Category: Niet Klagen

  • Why Don’t We Have Clean Streets Anymore? 

    Why Don’t We Have Clean Streets Anymore? 

    When I arrived here in the 1990s, Amsterdam was dirty. Spiritually and literally.

    Sex was literally everywhere. Before the internet there were establishments with ‘private video booths,’ and not just in the red light district. A rack of vulgar postcards stood in front of every tourist shop. Raves, combined with drugs and alcohol, created a raw, underground feeling that led to hooking up. Fetish parties had ‘darkrooms,’ and the gay scene was the best (and worst) in the world.

    The streets were dirty too. Dog shit was everywhere, and somehow that was okay. Tiny, always-full green plastic garbage cans were one quarter the size of today. We accepted this too as if fast food did not exist, and people only threw away empty cigarette packs and Sportlife gum wrappers.
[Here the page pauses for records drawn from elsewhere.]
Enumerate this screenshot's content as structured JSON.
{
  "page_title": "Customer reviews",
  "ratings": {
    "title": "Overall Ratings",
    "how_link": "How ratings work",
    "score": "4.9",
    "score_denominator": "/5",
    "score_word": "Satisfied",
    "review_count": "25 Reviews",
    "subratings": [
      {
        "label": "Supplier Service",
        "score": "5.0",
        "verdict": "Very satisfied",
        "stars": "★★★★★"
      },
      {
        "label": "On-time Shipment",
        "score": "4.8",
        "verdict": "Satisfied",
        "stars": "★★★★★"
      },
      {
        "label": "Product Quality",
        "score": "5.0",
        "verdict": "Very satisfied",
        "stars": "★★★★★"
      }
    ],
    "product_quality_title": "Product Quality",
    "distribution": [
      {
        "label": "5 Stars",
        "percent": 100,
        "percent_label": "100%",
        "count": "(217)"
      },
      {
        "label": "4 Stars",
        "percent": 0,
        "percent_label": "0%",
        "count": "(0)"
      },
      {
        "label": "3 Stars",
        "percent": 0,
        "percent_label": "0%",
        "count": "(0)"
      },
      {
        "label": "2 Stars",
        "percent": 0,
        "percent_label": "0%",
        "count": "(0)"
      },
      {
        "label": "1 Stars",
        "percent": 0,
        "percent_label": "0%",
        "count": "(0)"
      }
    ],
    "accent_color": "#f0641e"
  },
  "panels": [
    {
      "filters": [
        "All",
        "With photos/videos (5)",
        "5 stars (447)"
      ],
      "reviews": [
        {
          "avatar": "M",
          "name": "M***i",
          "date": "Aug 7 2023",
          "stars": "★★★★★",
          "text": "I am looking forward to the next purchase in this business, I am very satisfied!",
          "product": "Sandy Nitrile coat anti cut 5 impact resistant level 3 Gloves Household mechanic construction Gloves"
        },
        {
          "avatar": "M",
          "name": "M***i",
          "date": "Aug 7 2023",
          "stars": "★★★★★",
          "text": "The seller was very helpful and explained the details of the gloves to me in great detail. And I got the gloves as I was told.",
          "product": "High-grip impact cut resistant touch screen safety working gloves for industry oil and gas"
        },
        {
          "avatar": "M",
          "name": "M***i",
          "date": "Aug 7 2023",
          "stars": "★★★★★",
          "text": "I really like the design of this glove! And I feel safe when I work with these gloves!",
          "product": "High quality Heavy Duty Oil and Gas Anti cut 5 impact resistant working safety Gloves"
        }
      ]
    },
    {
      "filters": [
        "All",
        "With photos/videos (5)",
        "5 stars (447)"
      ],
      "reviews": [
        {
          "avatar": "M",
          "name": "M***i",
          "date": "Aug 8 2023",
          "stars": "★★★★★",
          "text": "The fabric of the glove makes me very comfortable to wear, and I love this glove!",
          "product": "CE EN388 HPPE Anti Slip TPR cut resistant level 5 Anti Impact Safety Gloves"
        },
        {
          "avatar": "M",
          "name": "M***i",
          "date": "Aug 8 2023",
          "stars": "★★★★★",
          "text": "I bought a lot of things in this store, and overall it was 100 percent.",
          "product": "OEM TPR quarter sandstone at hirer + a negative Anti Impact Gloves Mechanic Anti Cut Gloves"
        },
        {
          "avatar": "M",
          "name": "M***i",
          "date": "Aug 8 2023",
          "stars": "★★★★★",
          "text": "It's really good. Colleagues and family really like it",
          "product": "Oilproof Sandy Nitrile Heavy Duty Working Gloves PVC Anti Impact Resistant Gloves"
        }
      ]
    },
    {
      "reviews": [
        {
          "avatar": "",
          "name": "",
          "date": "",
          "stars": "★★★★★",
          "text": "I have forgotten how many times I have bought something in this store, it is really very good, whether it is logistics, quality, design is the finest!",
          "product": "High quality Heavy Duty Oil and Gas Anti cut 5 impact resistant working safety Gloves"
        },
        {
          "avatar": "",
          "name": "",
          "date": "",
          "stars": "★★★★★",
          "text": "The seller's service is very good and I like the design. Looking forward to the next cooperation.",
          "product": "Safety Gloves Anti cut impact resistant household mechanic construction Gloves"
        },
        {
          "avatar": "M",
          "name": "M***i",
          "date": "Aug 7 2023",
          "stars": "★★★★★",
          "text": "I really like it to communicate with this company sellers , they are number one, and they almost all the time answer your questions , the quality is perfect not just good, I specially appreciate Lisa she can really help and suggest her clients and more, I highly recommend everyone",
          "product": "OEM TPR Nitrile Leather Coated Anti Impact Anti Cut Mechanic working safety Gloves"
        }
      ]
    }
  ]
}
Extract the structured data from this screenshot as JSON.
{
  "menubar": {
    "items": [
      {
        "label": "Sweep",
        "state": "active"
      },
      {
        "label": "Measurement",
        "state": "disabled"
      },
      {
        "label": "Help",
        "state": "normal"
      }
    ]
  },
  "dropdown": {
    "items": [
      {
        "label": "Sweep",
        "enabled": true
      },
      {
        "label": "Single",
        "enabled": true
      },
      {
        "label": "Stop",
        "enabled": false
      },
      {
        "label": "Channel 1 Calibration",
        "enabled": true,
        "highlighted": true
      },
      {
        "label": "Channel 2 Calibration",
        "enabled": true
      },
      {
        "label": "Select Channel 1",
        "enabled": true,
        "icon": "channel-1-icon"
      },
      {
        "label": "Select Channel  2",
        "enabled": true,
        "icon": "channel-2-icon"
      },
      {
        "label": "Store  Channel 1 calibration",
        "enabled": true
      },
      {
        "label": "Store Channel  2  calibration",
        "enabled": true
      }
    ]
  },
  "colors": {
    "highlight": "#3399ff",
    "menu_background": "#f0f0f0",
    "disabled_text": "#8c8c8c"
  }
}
    Getting a cleaner city was a long, slow journey, but we succeeded. More effective government, bigger garbage cans, better citizens and higher standards all helped. Flash forward to five years ago. People now cleaned up after their dogs. Regulations banished the sex postcards. Gay nightlife was destroyed by Grndr (and more inclusive socializing).

    The real problem was that the city’s garbage department saw its job as cleaning up at the end of the day. They did not see it as their job to maintain a clean city. This meant that starting at 15:00 on Friday, garbage would pile up around the already overflowing cans, to be cleaned up at 6:00 the next morning, before the city woke up.

    Most importantly two things changed. First, we replaced the 30 liter green bins on a pole with (after a inadequatre misstep to 50 liter cans) to the 120 liter brown, steel cans of today. And second, after garbage trucks picked up bagged, household trash, a team of human sweepers would brush the remains into the street where a street sweeper vehicle would suck them up. The streets were left clean.

    It all changed in 2023.

    In April, the national government implemented a comically poorly thought-out recycling plan. There is plenty of blame to go around, but let’s start with Groenlinks/PvdA/SP who pushed hardest in 2018-19 and Stientje van Veldhoven from D66 who helped make it law in 2021. In order to raise the can recycling rate from the then 77% to 90%, the Dutch government added a €0,15 deposit to cans.

    While more recycling is generally better, this plan had huge problems. It assumed all canned drinks were consumed at home, where many people do recycle.

    But what about people who buy a drink on the street, at a train station, in a movie theater, at a concert or at the airport? We have no way to return it. You can’t put a dripping Coke can in your pocket, so we throw it away. Yes there is a recycling machine in the back of Amsterdam Central and I’m sure in Utrecht and Rotterdam too, but come on.

    We should have just placed recycling bins for cans and plastic bottles in public spaces. Next to the regular garbage cans. For free. No deposit. Then we would just recycle. At stations you could just repurpose the newspaper recycling containers because, uh, this is 2026. No one reads paper newspapers. (I do actually. I learned Dutch so I could read het Parool).

    Retail outlets won’t take them back, and how could they? What would they do with them and how would they pay us our €0,15 in a cashless society? So we throw cans in the garbage, doing our part to not litter and keep the city clean. Then people at the fringes of society collect them and brings huge bags to collection points like Droppie on the Vijzelgracht.

    But unlike sanitation workers, the scavengers are not concerned with garbage. They damage our beautiful, €1000 garbage cans. They slice open household garbage bags. They get the money, we get dirty streets, and our politicians were surprised.

    Around the same time as the deposit introduction, some high priced consultancy advised the city to be more efficient with its street sweep teams. KPMG, or whoever it was, said the the ‘sweeper trains’ could be more effective if they didn’t follow slower moving garbage trucks and city ambtenaren defered to their better paid private consultants. Now garbage trucks left a trail of loose garbage that the wind was happy to spreed over a whole neighborhood. Deposit scavengers plus this change made the city the dirty mess it is today. Illegal dumping next to underground containers earns an honorable mention.

    And what have we gotten for the environment? The can collection rate has gone from 77% to 83%, (not the goal of 90%). To be fair, we probably deliver a higher-quality material stream since the cans are separated earlier, rather than at the dump.

    But is a 5% increase in recycled cans worth the big price we pay in Amsterdam? There are €4 million in extra cleaning costs each year, Importantly, this doesn’t include the broken garbage cans. A pro-deposit group reported that 12% of the cans were broken on a day their studied, but I bet that today that number is more than 25%. In the center, they are almost 100% broken. With perhaps 12.000 cans in the city, 25% would 3000 x €1000 = €3 million more in deferred maintence. PLUS dirtier streets.

    If we want a dirty Amsterdam, let’s bring glory holes in clubs. They at least made two people happy. But I dream about 950.000 happier Amsterdammers and a clean city, one that we had not that long ago. And replace the broken garbage cans.